Forward Contracts vs. Options:

∙ Similarities:
∙ Both are derivative contracts used for hedging or speculation.
∙ They involve the right to buy or sell an asset at a specified price.
∙ Differences:
∙ Options provide the right but not the obligation to buy or sell, while
forward contracts have an obligation.
∙ Options have an expiration date after which they become worthless,
whereas forward contracts must be fulfilled at the agreed-upon future
date.
∙ Options involve paying a premium, while forward contracts do not require
an upfront payment.
Forward Contracts vs. Swaps:

∙ Similarities:
∙ Both are derivative contracts used for managing risk.
∙ They involve agreements between two parties.
∙ Differences:
∙ Swaps involve the exchange of cash flows or liabilities based on different
financial instruments or variables, while forward contracts focus on the
delivery of an underlying asset.
∙ Swaps can be more complex and involve multiple cash flows over time,
whereas forward contracts typically involve a single transaction.
•Advantages of Using Forward Contracts for Risk Management:
1. Customization: Forward contracts can be customized to specific needs,
allowing parties to tailor the contract terms to their exact requirements.
2. Flexibility: They offer flexibility in terms of asset type, quantity, delivery date,
and other contract specifications.
3. Cost-Effective: Since forward contracts are bilateral agreements without
exchange-traded features like margin requirements, they can be cost-effective
for managing specific risks.
4. Price Certainty: Forward contracts provide price certainty as both parties agree
on the price upfront, which can be beneficial for budgeting and planning.
•Limitations of Using Forward Contracts for Risk Management:
1. Counterparty Risk: There is a risk of default by the counterparty, especially if
it's a non-regulated or less creditworthy entity.

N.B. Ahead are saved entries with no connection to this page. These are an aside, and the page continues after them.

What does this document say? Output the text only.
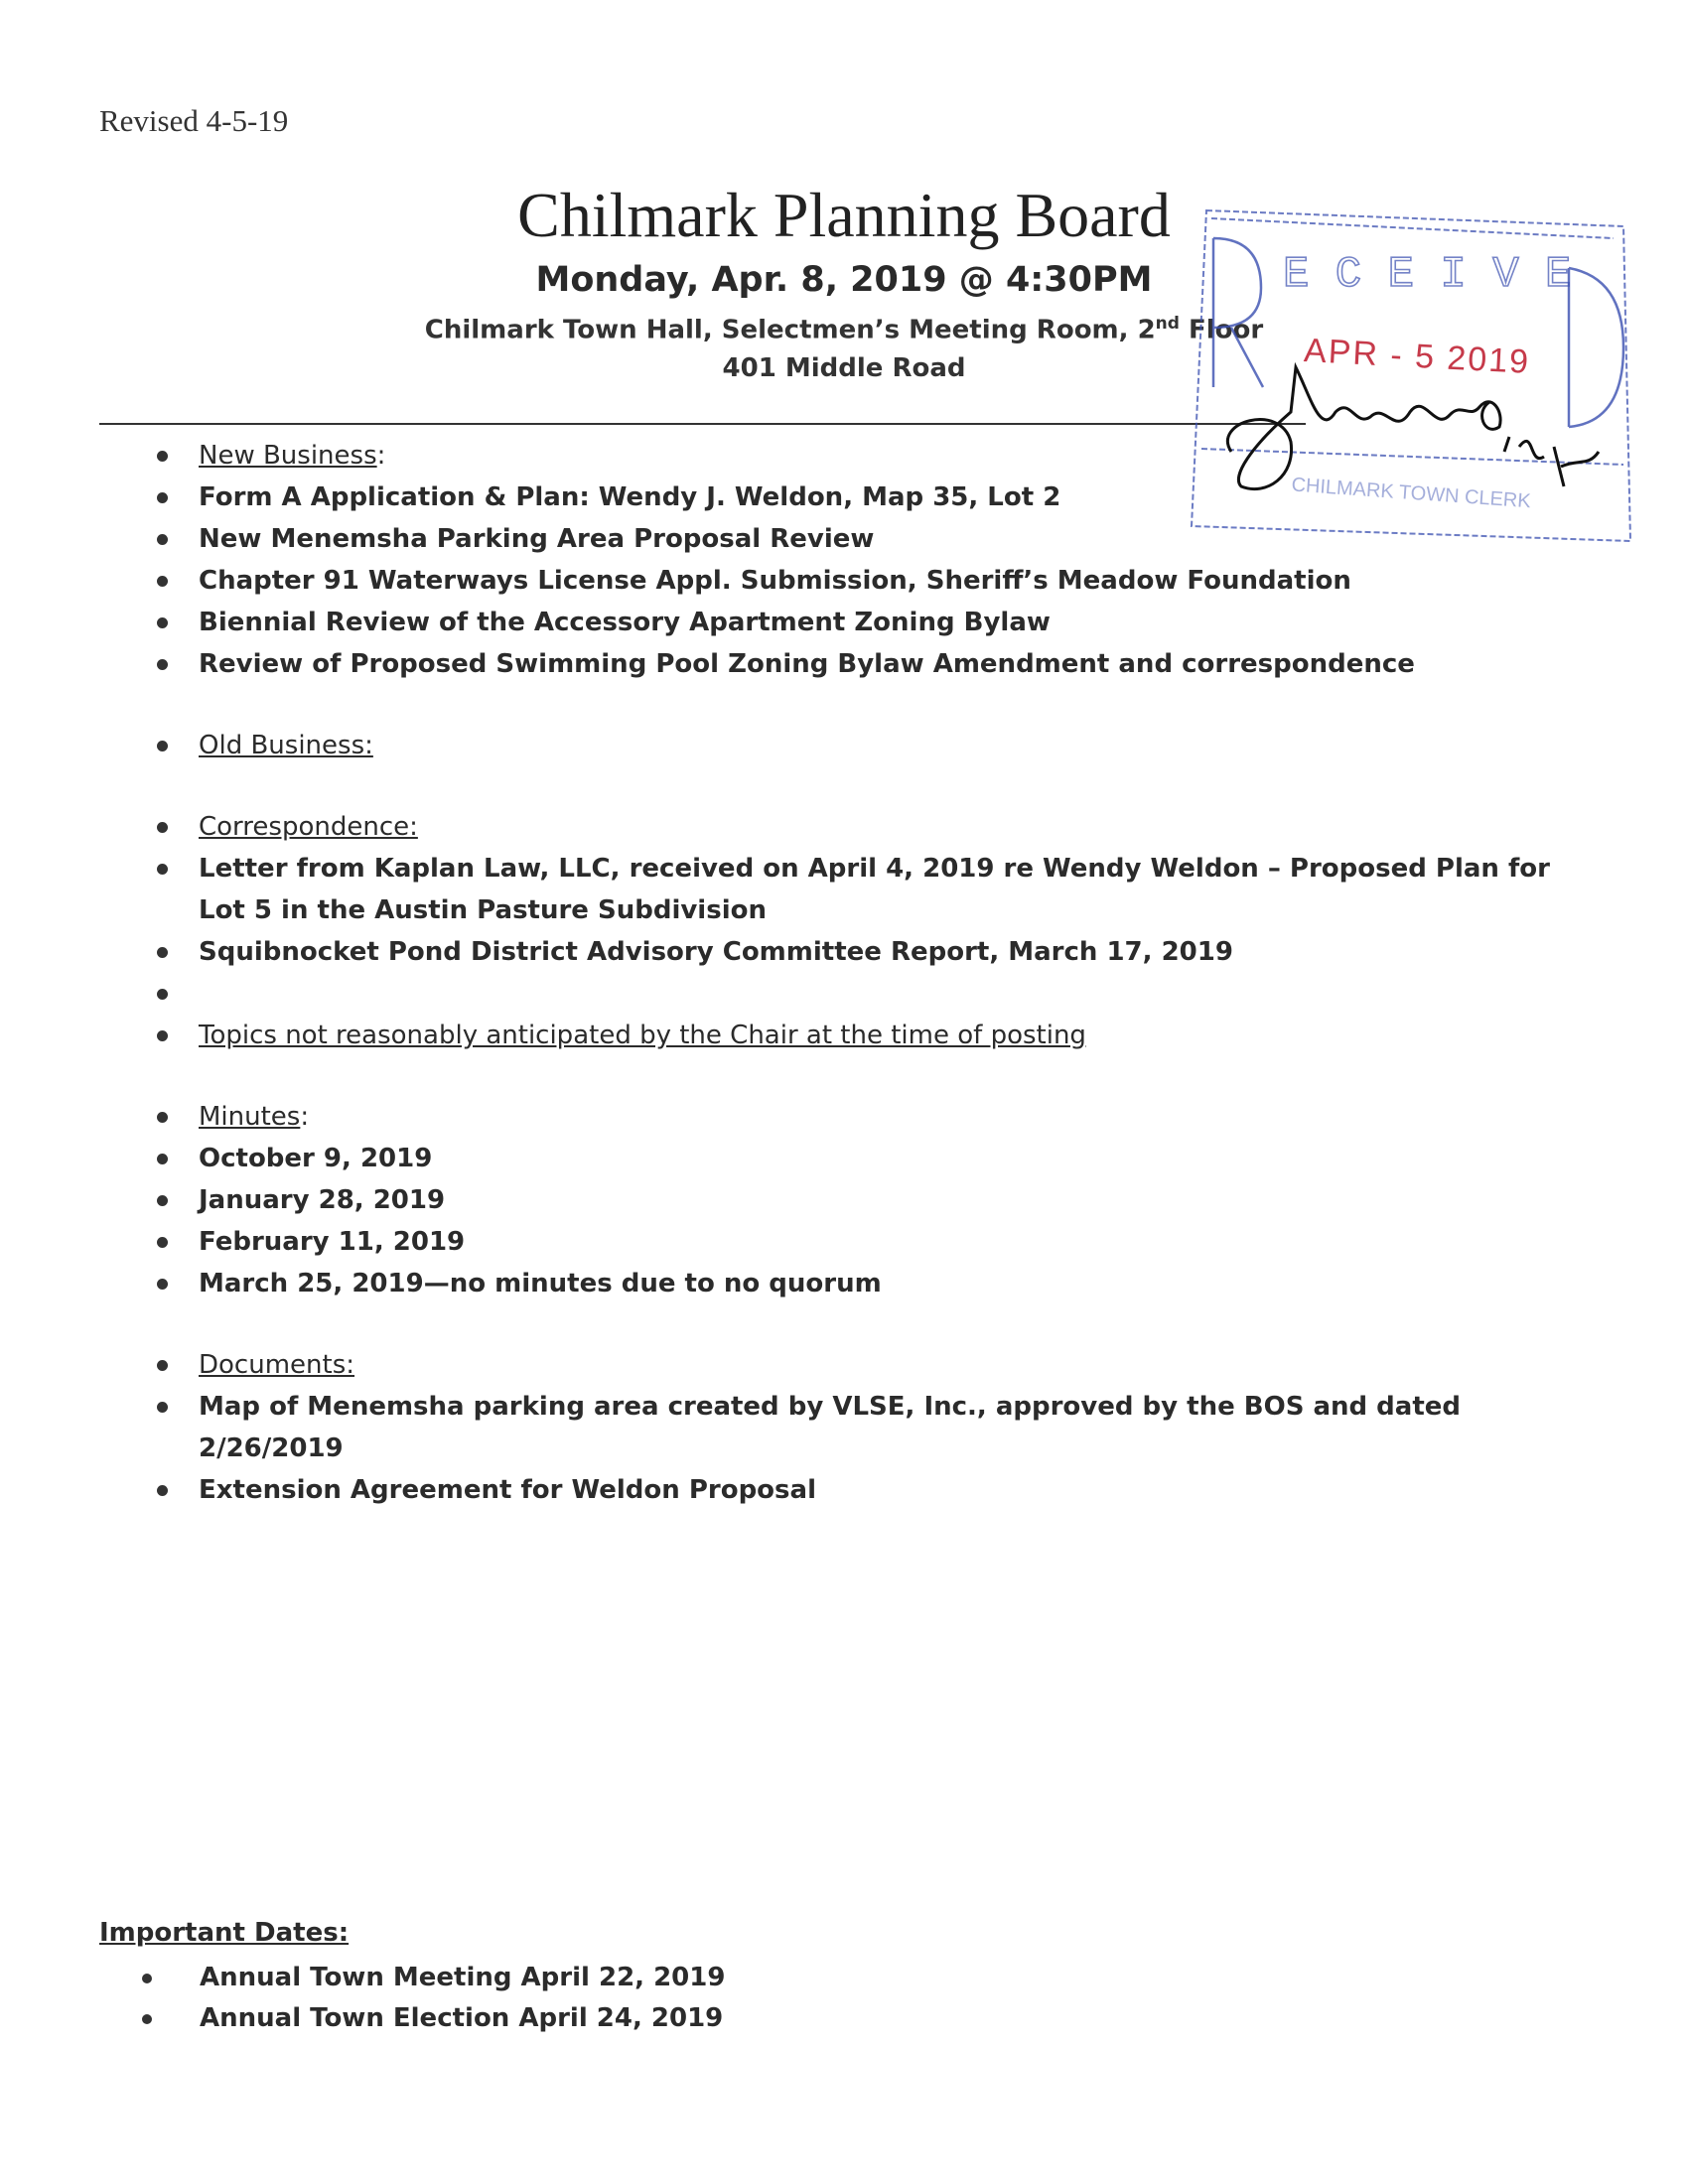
Revised 4-5-19
Chilmark Planning Board
Monday, Apr. 8, 2019 @ 4:30PM
Chilmark Town Hall, Selectmen’s Meeting Room, 2nd Floor
401 Middle Road
New Business:
Form A Application & Plan: Wendy J. Weldon, Map 35, Lot 2
New Menemsha Parking Area Proposal Review
Chapter 91 Waterways License Appl. Submission, Sheriff’s Meadow Foundation
Biennial Review of the Accessory Apartment Zoning Bylaw
Review of Proposed Swimming Pool Zoning Bylaw Amendment and correspondence
Old Business:
Correspondence:
Letter from Kaplan Law, LLC, received on April 4, 2019 re Wendy Weldon – Proposed Plan for Lot 5 in the Austin Pasture Subdivision
Squibnocket Pond District Advisory Committee Report, March 17, 2019

Topics not reasonably anticipated by the Chair at the time of posting
Minutes:
October 9, 2019
January 28, 2019
February 11, 2019
March 25, 2019—no minutes due to no quorum
Documents:
Map of Menemsha parking area created by VLSE, Inc., approved by the BOS and dated 2/26/2019
Extension Agreement for Weldon Proposal
Important Dates:
Annual Town Meeting April 22, 2019
Annual Town Election April 24, 2019
E C E I V E
CHILMARK TOWN CLERK
APR - 5 2019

2. Lack of Liquidity: Forward contracts are not as liquid as exchange-traded
derivatives like futures, which can make it challenging to exit or modify
positions.
3. Fixed Obligation: Once entered into, the parties are obligated to fulfill the
contract, which may not always be advantageous if market conditions change
significantly.
4. No Flexibility After Execution: Unlike options, forward contracts do not
provide the flexibility to change or cancel the contract once it's executed, which
can be a limitation if circumstances change.